Contributions. The key contribution of this paper is the symbiosis of belief exploration [8] and policy search [5]. Though this seems natural, various technical obstacles had to be addressed, e.g., obtaining $F_{\mathcal {B}} $ from the finite fragment of the belief MDP and the policies for its frontier and developing an interplay between the exploration and search phases that minimises the overhead. The benefits of the symbiotic algorithm are manifold, as we show by a thorough empirical evaluation. It can solve POMDPs that cannot be tackled with either of the two approaches alone. It outputs FSCs that are superior in value (with relative improvements of up to 40%) as well as FSCs that are more succinct (with reduction of a factor of up to two orders of magnitude) with only a small penalty in their values. Additionally, the integration reduces the memory footprint compared to belief exploration by a factor of 4. In conclusion, the proposed symbiosis offers a powerful push-button, anytime synthesis algorithm producing, in the given time, superior and/or more succinct FSCs compared to the state-of-the-art methods.

2 Motivating Examples

We give a sample POMDP that is hard for the belief exploration, a POMDP that challenges the policy search approach, and indicate why a symbiotic approach overcomes this. A third sample POMDP is shown to be unsolvable by either approach alone but can be treated by the symbiotic one.

A Challenging POMDP for Belief-Based Exploration. Consider POMDP $\mathcal {M}_a$ in Fig. 2a. The objective is to minimise the expected number of steps to the target $T_a$. An optimal policy is to always take action $\alpha $ yielding 4 expected steps. An FSC realising this policy can be found by a policy search under 1s.

Belief MDPs. States in the belief MDP $\mathcal {M}^{\mathcal {B}}_a$ are beliefs, probability distributions over POMDP states with equal observations. The initial belief is $\{S \mapsto 1\}$. By taking action $\alpha $, ‘yellow’ is observed and the belief becomes $\{L \mapsto \frac{1}{2},\, R \mapsto \frac{1}{2}\}$. Closer inspection shows that the set of reachable beliefs is infinite rendering $\mathcal {M}^{\mathcal {B}}_a$ to be infinite. Belief exploration constructs a finite fragment $\overline{\mathcal {M}^{\mathcal {B}}_a}$ by exploring $\mathcal {M}^{\mathcal {B}}_a$ up to some depth while cutting off the frontier states. From cut-off states, a shortcut is taken directly to the target. These shortcuts are heuristic over-approximations of the true number of expected steps from the cut-off state to the target. The finite MDP $\overline{\mathcal {M}^{\mathcal {B}}_a}$ can be analysed using off-the-shelf tools yielding the minimising policy ${\sigma _{\mathcal {B}}}$ assigning to each belief state the optimal action.

Admissible Heuristics.
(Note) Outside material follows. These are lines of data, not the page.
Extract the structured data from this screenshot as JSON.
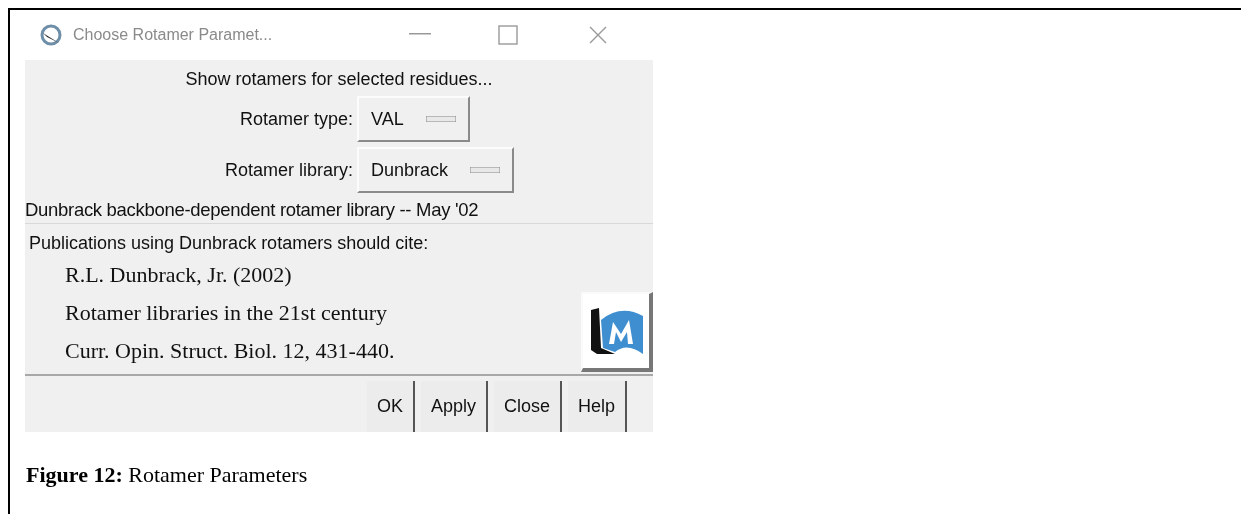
{
  "window": {
    "title": "Choose Rotamer Paramet..."
  },
  "heading": "Show rotamers for selected residues...",
  "options": [
    {
      "label": "Rotamer type:",
      "value": "VAL"
    },
    {
      "label": "Rotamer library:",
      "value": "Dunbrack"
    }
  ],
  "library_description": "Dunbrack backbone-dependent rotamer library -- May '02",
  "citation_note": "Publications using Dunbrack rotamers should cite:",
  "citation_lines": [
    "R.L. Dunbrack, Jr. (2002)",
    "Rotamer libraries in the 21st century",
    "Curr. Opin. Struct. Biol. 12, 431-440."
  ],
  "buttons": [
    "OK",
    "Apply",
    "Close",
    "Help"
  ],
  "caption": "**Figure 12:** Rotamer Parameters"
}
A simple way to over-approximate the minimal number of the expected number of steps to the target is to use an arbitrary controller $\overline{F}$ and use the expected number of steps under $\overline{F}$. The latter is cheap if $\overline{F}$ is compact, as detailed in Sect. 4.2. Figure 2c shows a Markov chain induced by ${\sigma _{\mathcal {B}}}$ in $\overline{\mathcal {M}^{\mathcal {B}}_a}$, where the belief $\{L \mapsto \frac{7}{8}, R \mapsto \frac{1}{8} \}$ is cut off using $\overline{F}$. The belief exploration in Storm [8] unfolds 1000 states of $\mathcal {M}^{\mathcal {B}}_a$ and finds controller $\overline{F}$ that uniformly randomises over all actions in the rightmost state. The resulting sub-optimal controller $F_{\mathcal {B}}$ reaches the target in ${\approx } 4.1$ steps. Exploring only a few states suffices when replacing $\overline{F}$ by a (not necessarily optimal) FSC provided by a policy search.
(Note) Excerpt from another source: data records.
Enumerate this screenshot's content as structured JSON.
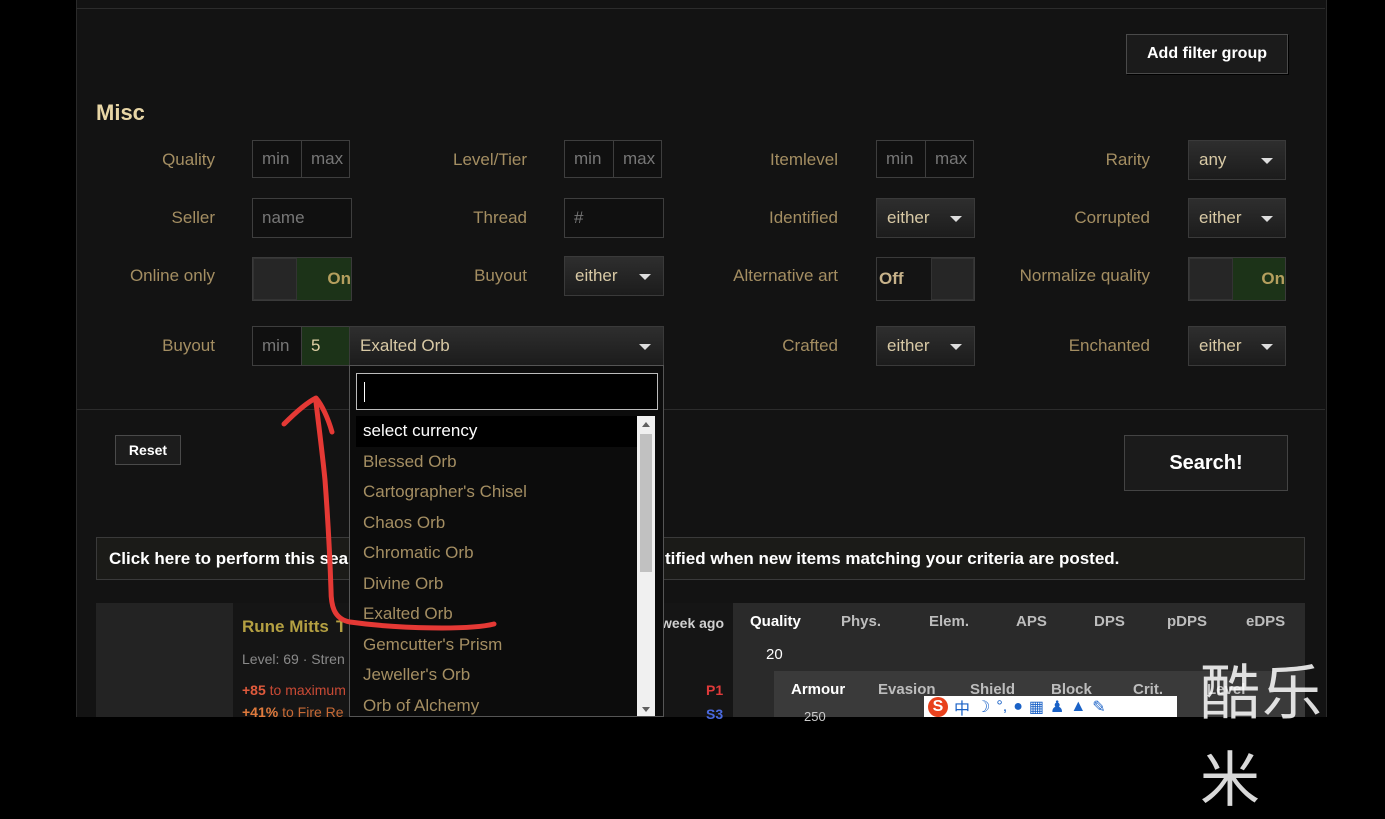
{
  "buttons": {
    "add_filter_group": "Add filter group",
    "reset": "Reset",
    "search": "Search!"
  },
  "misc": {
    "title": "Misc",
    "quality": {
      "label": "Quality",
      "min": "min",
      "max": "max"
    },
    "level_tier": {
      "label": "Level/Tier",
      "min": "min",
      "max": "max"
    },
    "itemlevel": {
      "label": "Itemlevel",
      "min": "min",
      "max": "max"
    },
    "rarity": {
      "label": "Rarity",
      "value": "any"
    },
    "seller": {
      "label": "Seller",
      "placeholder": "name"
    },
    "thread": {
      "label": "Thread",
      "placeholder": "#"
    },
    "identified": {
      "label": "Identified",
      "value": "either"
    },
    "corrupted": {
      "label": "Corrupted",
      "value": "either"
    },
    "online_only": {
      "label": "Online only",
      "state": "On"
    },
    "buyout_flag": {
      "label": "Buyout",
      "value": "either"
    },
    "alternative_art": {
      "label": "Alternative art",
      "state": "Off"
    },
    "normalize_quality": {
      "label": "Normalize quality",
      "state": "On"
    },
    "buyout": {
      "label": "Buyout",
      "min": "min",
      "max_value": "5",
      "currency": "Exalted Orb"
    },
    "crafted": {
      "label": "Crafted",
      "value": "either"
    },
    "enchanted": {
      "label": "Enchanted",
      "value": "either"
    }
  },
  "dropdown": {
    "items": [
      "select currency",
      "Blessed Orb",
      "Cartographer's Chisel",
      "Chaos Orb",
      "Chromatic Orb",
      "Divine Orb",
      "Exalted Orb",
      "Gemcutter's Prism",
      "Jeweller's Orb",
      "Orb of Alchemy"
    ],
    "selected_index": 0
  },
  "notify": {
    "left": "Click here to perform this sea",
    "right": "tified when new items matching your criteria are posted."
  },
  "result": {
    "name": "Rune Mitts",
    "name_suffix": "T",
    "level": "Level: 69 · Stren",
    "mod1_value": "+85",
    "mod1_text": " to maximum",
    "mod2_value": "+41%",
    "mod2_text": " to Fire Re",
    "time": "week ago",
    "headers": [
      "Quality",
      "Phys.",
      "Elem.",
      "APS",
      "DPS",
      "pDPS",
      "eDPS"
    ],
    "quality_value": "20",
    "sub_headers": [
      "Armour",
      "Evasion",
      "Shield",
      "Block",
      "Crit.",
      "Level"
    ],
    "armour_partial": "250",
    "tag1": "P1",
    "tag2": "S3"
  },
  "watermark": "酷乐米",
  "ime": {
    "lang": "中",
    "icon_letter": "S"
  },
  "colors": {
    "label": "#a48e62",
    "title": "#e8d6a6",
    "toggle_on": "#1c3318",
    "annotation": "#e53935"
  }
}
A Challenging POMDP for Policy Search. Consider POMDP $\mathcal {M}_b$ in Fig. 2b. The objective is to minimise the expected number of steps to $T_b$. Its 9-state belief MDP $\mathcal {M}^{\mathcal {B}}_b$ is trivial for the belief-based method. Its optimal controller ${\sigma _{\mathcal {B}}}$ first picks action $\gamma $; on observing ‘yellow’ it plays $\beta $ twice, otherwise it always picks $\alpha $. This is realised by an FSC with 3 memory states. The inductive policy search in Paynt [5] explores families of FSCs of increasing complexity, i.e., of increasing memory size. It finds the optimal FSC after consulting about 20 billion candidate policies. This requires 545 model-checking queries; the optimal one is found after 105 queries while the remaining queries prove that no better 3-state FSC exists.

Reference Policies. The policy search is guided by a reference policy, in this case the fully observable MDP policy that picks (senseless) action $\delta $ in $B_1$ first. Using policy ${\sigma _{\mathcal {B}}}$—obtained by the belief method—instead, $\delta $ is never taken. As ${\sigma _{\mathcal {B}}}$ picks in each ‘blue’ state a different action, mimicking this requires at least three memory states. Using ${\sigma _{\mathcal {B}}}$ reduces the total number of required model-checking queries by a factor of ten; the optimal 3-state FSC is found after 23 queries.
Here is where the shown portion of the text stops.